The title Lost River refers to the town where this story takes place, a poverty-ridden dump built on the banks of a reservoir that flooded the adjoining town. All that remains are the tops of street lamps coming out of the water. One of the families in Lost River is single mother Billy (Christina Hendricks) with Bones (Iain De Caestecker), her teenage son, and a little boy named Franky (Landyn Stewart). They are three months behind on paying the bank for the loan on their house, and they are in need of cash quickly. While Bones strips houses for scrap metal to sell, putting him in the unfavorable eye of local crazy pants (Matt Smith), Billy takes up an offer proposed by the lascivious bank manager (Ben Mendelsohn, of course playing a slimy individual) to work at a club whose entertainment is less than family friendly, performing for people who enjoy some blood on stage.

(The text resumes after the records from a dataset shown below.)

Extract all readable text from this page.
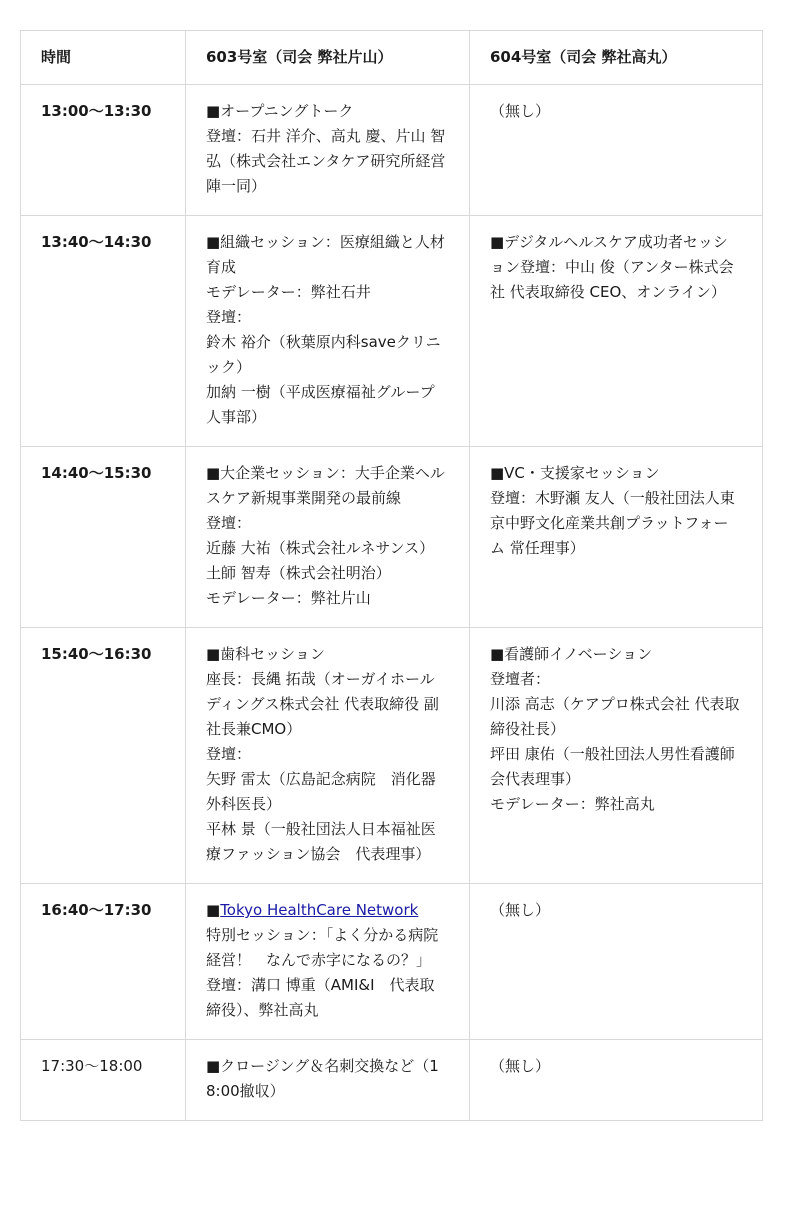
時間	603号室（司会 弊社片山）	604号室（司会 弊社高丸）
13:00〜13:30	■オープニングトーク
登壇：石井 洋介、高丸 慶、片山 智弘（株式会社エンタケア研究所経営陣一同）	（無し）

13:40〜14:30	■組織セッション：医療組織と人材育成
モデレーター：弊社石井
登壇：
鈴木 裕介（秋葉原内科saveクリニック）
加納 一樹（平成医療福祉グループ人事部）	■デジタルヘルスケア成功者セッション登壇：中山 俊（アンター株式会社 代表取締役 CEO、オンライン）

14:40〜15:30	■大企業セッション：大手企業ヘルスケア新規事業開発の最前線
登壇：
近藤 大祐（株式会社ルネサンス）
土師 智寿（株式会社明治）
モデレーター：弊社片山	■VC・支援家セッション
登壇：木野瀬 友人（一般社団法人東京中野文化産業共創プラットフォーム 常任理事）

15:40〜16:30	■歯科セッション
座長：長縄 拓哉（オーガイホールディングス株式会社 代表取締役 副社長兼CMO）
登壇：
矢野 雷太（広島記念病院　消化器外科医長）
平林 景（一般社団法人日本福祉医療ファッション協会　代表理事）	■看護師イノベーション
登壇者：
川添 高志（ケアプロ株式会社 代表取締役社長）
坪田 康佑（一般社団法人男性看護師会代表理事）
モデレーター：弊社高丸

16:40〜17:30	■Tokyo HealthCare Network
特別セッション：「よく分かる病院経営！　なんで赤字になるの？」
登壇：溝口 博重（AMI&I　代表取締役）、弊社高丸	（無し）

17:30〜18:00	■クロージング＆名刺交換など（18:00撤収）	（無し）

The club provides a great majority of the visual imagery I was referring to. There is Hendricks sitting on stage at a vanity table, pretending to cut the skin off her face, the back hallways painted a harsh shade of light purple — including the ceiling and floor — making a vacuum of suffocating purple. And cinematographer Benoît Debie (Spring Breakers, Enter the Void) captures all the arresting visuals expertly. He has sort of made a career in neon soaked weirdness, and this is no exception.

Gosling and Debie are able to make images and moments that stick with you. I will never forget Mendelsohn strangely dancing in front of Hendricks, as she’s locked in clear container molded to the female form. But what am I supposed to gather from all of this? Yeah, Gosling, you can film some weird stuff, but why is it happening? If you just throw a bunch of weirdness on the screen with no backbone, I’m not going to feel anything and eventually tire of the tedium.

It’s a shame, really, because the actual story has stakes and the potential to be interesting, the first act being the strongest, firmly establishing this impoverished community, the struggles people are going through and their desire to leave. Matt Smith as the psychopathic Bully, making Lost River his territory, is properly scary, and you can feel the threat. There’s also a sweet relationship between Bones and next door neighbor Rat (Saoirse Ronan), named after her pet rat, who is dealing with a grandmother (Barbara Steele) who has not spoken since her husband’s death decades ago. This act has visual flourishes, absolutely, but it’s a relatively believable world and one I was invested in. Then Gosling had to get all fancy.

There’s a fantastical side to the story, introducing a monster that has cursed the area (which explains the film’s original title How to Catch a Monster), but it’s subplot that’s quickly forgotten. There’s an attempt to try and bring it back for the climax of the film, but it feels totally unearned as we have been spending most of our time elsewhere for the majority of the film.

This is not a movie I am mad I saw, and it certainly doesn’t deserves the vitriol it received out of Cannes. It’s just a disappointment. There is enough good stuff here to see a fully realized story could have been told, but ultimately, its style gets too carried away. It feels as if Gosling had scenes he wanted to film and tried to find a story to fit those secene, but with all the visual flair he throws at us, it’s still a simple scene like Bones talking to an older man in the first five minutes that packs the largest punch.